Delving into some of the art historical references that colour and contour Dzama’s practice – including Pablo Picasso, the Group of Seven, Tom Thomson, Lawren Harris, George Méliès, Francis Picabia, Maurice Sendak, and Federico García Lorca – the tour will shed light on the ways in which Dzama’s work navigates the interplay between the real and the fictitious.
The tour will be followed by Contemporary Cabaret, a burlesque and drag performance, organized in collaboration with The Cabo, western Canada's largest cabaret company. This performance is inspired by some of the works on view in Ghosts of Canoe Lake: New Work by Marcel Dzama. Contemporary Cabaret is a ticketed event - CLICK HERE to purchase tickets.
Ghosts of Canoe Lake: New Work by Marcel Dzama is co-organized by Contemporary Calgary and the McMichael Canadian Art Collection, and will be on view at Contemporary Calgary until October 27, 2024.
About the Artist
Since rising to prominence in the late 1990s, Marcel Dzama (b. 1974) has developed an immediately recognizable visual language that draws from folk vernacular, art-historical, and contemporary influences.
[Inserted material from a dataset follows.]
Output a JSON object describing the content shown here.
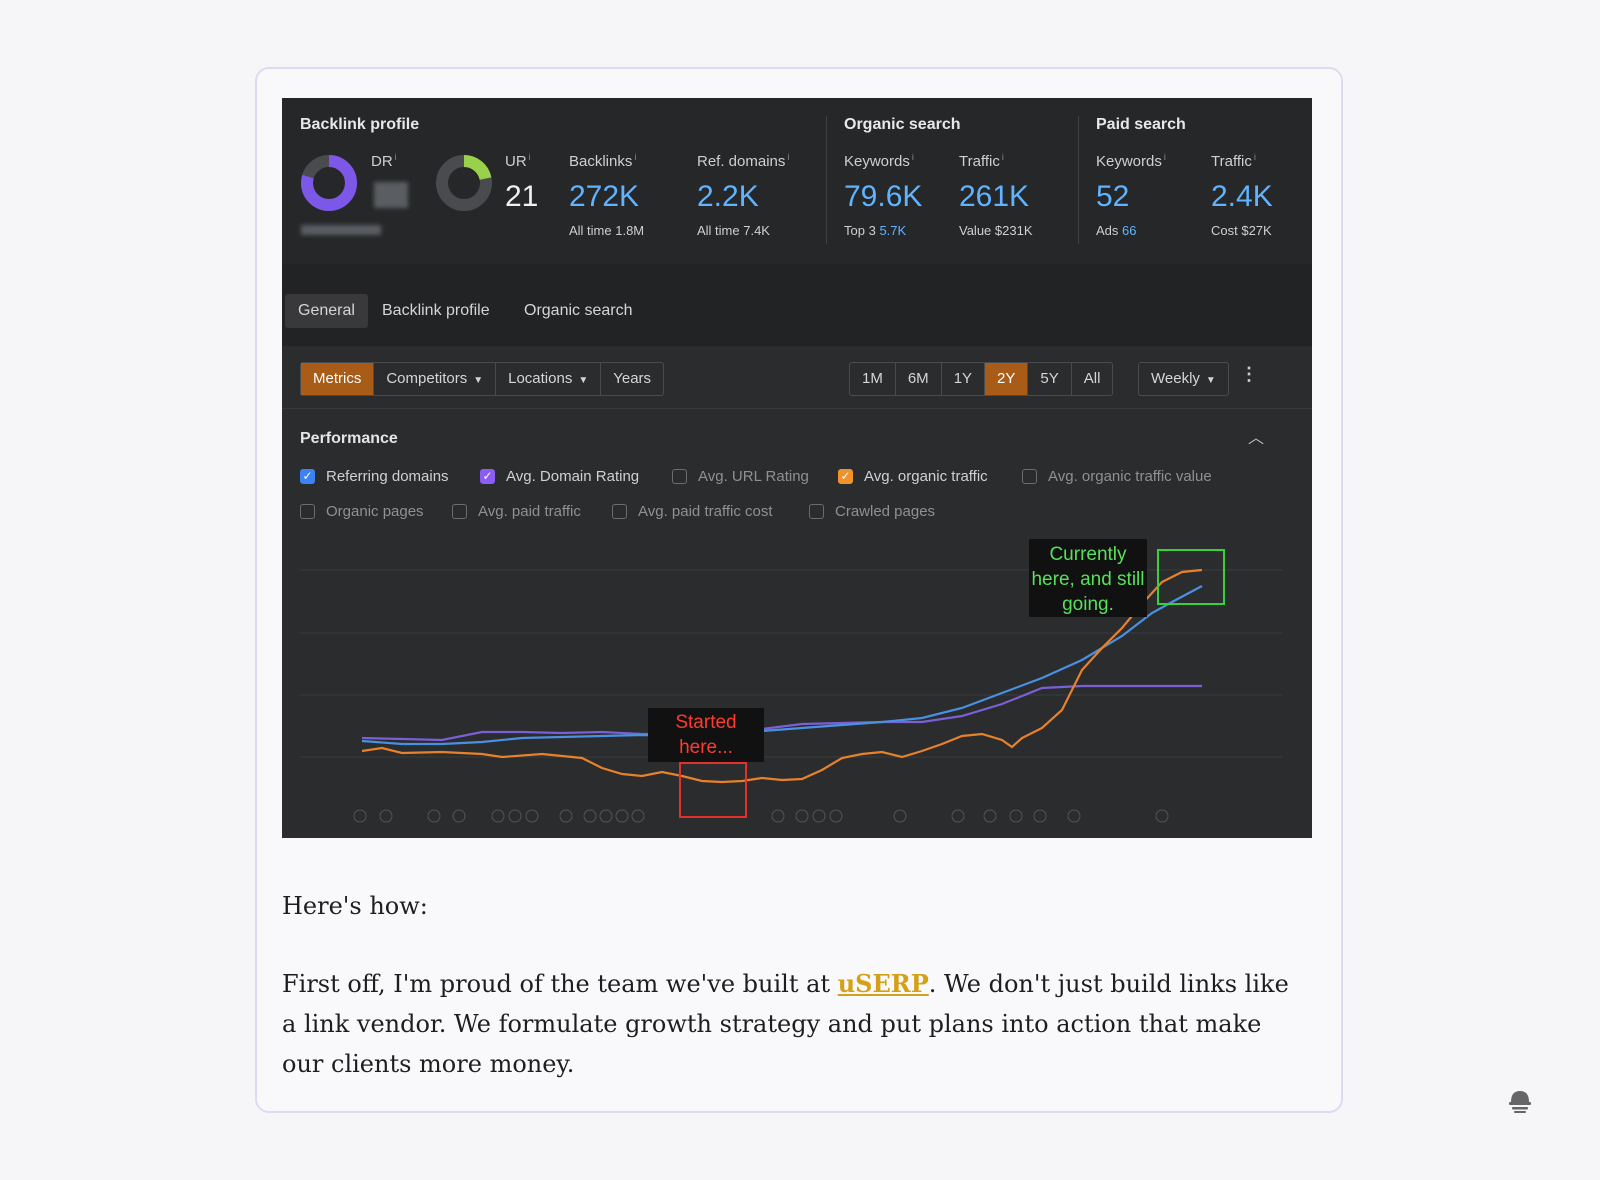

Born in Winnipeg, Canada, Dzama received his BFA in 1997 from the University of Manitoba. Since 1998, his work has been represented by David Zwirner. He has exhibited widely throughout the United States and abroad. In November 2023, Dzama presented To Live on the Moon (For Lorca) a film and performance commissioned by Performa as part of Performa Biennial 2023. Recent solo exhibitions by the artist include Marcel Dzama: Viviendo en el limbo y soñando con el paraíso at the Museo de Arte de Zapopan (MAZ), Mexico, in 2022; Marcel Dzama: An End to the End Times at the Savannah College of Art and Design Museum of Art, Georgia, in 2021; and Marcel Dzama: Tonight We Dance at the Sara Hildén Art Museum in Tampere, Finland, in 2021.